Politics swarmed to the far right, faiths intensified and became ever more draconian, and women were once again pushed from the mainstream of their own destinies into support roles, as ancillary players in the lives of the men around them.
Technological innovation boomed, but only in the areas of weapons development, surveillance and espionage, and survivalism. The pressing matters of the environment, and geopolitical instability in the wake of so many battles and losses and shifting alliances, were all but forgotten. It was a dark time for art of every kind, both in reduced output and in the subject matter of what was created. And throughout it all, the stream of notifications, and posts, and thumbs-up continued and escalated.
It was foreseeable, as all the worst things are.

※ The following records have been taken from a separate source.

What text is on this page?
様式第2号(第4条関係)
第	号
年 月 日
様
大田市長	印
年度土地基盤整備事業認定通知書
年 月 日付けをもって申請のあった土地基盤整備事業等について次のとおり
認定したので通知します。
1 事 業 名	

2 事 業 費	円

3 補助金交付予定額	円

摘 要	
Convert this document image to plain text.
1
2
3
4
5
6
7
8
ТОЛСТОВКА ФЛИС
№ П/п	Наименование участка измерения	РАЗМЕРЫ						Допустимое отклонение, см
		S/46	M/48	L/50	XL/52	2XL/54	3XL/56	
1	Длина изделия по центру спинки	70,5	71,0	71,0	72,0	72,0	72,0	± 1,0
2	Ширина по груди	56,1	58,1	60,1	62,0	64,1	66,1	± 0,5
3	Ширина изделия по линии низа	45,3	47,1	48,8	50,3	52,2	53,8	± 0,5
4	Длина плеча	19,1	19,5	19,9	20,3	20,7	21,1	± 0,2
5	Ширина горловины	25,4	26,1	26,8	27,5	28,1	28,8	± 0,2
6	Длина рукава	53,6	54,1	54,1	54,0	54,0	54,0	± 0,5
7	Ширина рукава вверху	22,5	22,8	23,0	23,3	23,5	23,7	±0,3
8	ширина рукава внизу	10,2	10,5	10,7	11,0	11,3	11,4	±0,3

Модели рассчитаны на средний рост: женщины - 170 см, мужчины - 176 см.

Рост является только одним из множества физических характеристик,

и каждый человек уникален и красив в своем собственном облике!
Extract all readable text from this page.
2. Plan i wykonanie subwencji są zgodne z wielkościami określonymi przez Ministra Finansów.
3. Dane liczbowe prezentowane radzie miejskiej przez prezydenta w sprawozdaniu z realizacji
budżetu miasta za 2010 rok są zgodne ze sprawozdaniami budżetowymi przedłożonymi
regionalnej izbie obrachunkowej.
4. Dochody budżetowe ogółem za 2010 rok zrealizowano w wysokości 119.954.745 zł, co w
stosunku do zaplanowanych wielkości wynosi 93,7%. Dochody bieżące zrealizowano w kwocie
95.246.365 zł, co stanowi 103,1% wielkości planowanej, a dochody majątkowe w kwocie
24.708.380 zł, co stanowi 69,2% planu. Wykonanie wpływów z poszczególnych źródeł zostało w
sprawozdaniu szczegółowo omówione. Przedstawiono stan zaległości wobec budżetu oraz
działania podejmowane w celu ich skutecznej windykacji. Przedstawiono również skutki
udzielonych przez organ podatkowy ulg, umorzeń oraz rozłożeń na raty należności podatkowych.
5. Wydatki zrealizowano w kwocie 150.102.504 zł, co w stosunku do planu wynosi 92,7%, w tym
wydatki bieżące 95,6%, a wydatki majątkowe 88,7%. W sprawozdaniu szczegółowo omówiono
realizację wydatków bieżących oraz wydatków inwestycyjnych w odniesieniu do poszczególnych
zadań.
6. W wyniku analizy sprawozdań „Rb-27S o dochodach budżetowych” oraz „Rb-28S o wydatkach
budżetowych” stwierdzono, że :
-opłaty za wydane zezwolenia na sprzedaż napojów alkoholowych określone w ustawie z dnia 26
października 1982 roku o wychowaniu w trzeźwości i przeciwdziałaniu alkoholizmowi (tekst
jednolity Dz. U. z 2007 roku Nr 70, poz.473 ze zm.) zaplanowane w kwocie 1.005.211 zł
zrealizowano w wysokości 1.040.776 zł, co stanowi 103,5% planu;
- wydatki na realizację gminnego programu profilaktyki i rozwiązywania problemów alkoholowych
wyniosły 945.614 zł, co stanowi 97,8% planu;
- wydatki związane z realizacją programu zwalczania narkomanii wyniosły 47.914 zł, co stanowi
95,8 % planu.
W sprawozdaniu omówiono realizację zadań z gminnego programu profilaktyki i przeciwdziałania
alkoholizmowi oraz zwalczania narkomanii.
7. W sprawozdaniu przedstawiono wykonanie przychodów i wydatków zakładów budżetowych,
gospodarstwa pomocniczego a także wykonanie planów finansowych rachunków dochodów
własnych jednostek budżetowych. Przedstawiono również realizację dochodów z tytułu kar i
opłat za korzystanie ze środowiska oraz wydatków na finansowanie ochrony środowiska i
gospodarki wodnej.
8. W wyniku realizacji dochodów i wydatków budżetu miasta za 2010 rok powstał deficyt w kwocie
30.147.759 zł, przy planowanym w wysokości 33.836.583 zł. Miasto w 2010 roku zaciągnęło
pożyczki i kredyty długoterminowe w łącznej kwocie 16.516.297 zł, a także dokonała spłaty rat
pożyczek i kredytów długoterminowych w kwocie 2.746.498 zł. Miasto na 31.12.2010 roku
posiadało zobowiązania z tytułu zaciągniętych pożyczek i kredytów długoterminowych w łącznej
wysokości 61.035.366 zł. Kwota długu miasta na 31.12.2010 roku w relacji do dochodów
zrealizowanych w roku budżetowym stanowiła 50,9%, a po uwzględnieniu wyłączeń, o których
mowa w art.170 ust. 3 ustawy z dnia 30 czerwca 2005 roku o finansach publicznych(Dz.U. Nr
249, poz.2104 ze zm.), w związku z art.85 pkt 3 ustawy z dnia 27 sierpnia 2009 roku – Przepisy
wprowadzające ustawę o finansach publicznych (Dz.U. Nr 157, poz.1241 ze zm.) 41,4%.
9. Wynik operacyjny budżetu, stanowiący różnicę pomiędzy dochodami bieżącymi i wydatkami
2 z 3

Collectively, we felt we had been wronged — by ourselves, as always — and so we also felt entitled to shout and scream about it. To punish and to hate, in revenge for the lost years and the lost opportunities and the lost futures. It was inevitable. We’d just never before had the ability to pour out the worst reactions of a war-wounded cultural psyche onto the rest of humanity, instantly, and from anywhere.
Broken buildings could be cleared and then reconstructed within a span of years, without carrying across their damage to the next generation. The same didn’t seem to be true for humans, and it took far too many years for governments and the public alike to realise that survival can sometimes depend on stoicism, and forgiveness, and the sweeping away of the past rather than endlessly rehashing it.
But the internet never forgets, and nor does it ever stop growing. That was ultimately the root of the problem. Selective memory and selective focus are essential for the rebuilding of people, and they can only be effective within some measure of consensus.
In the end, we discovered a new type of nostalgia — for the brief era of conflict, when we pulled together instead of apart. Hard times, to be sure, but simple and focused and determined. Struggling up instead of sliding down. Even the worst of us knew the truth of it, and knew that the notifications and the posts and the messages were not part of the solution.
So they turned it all off again, deliberately this time, so that we could have peace.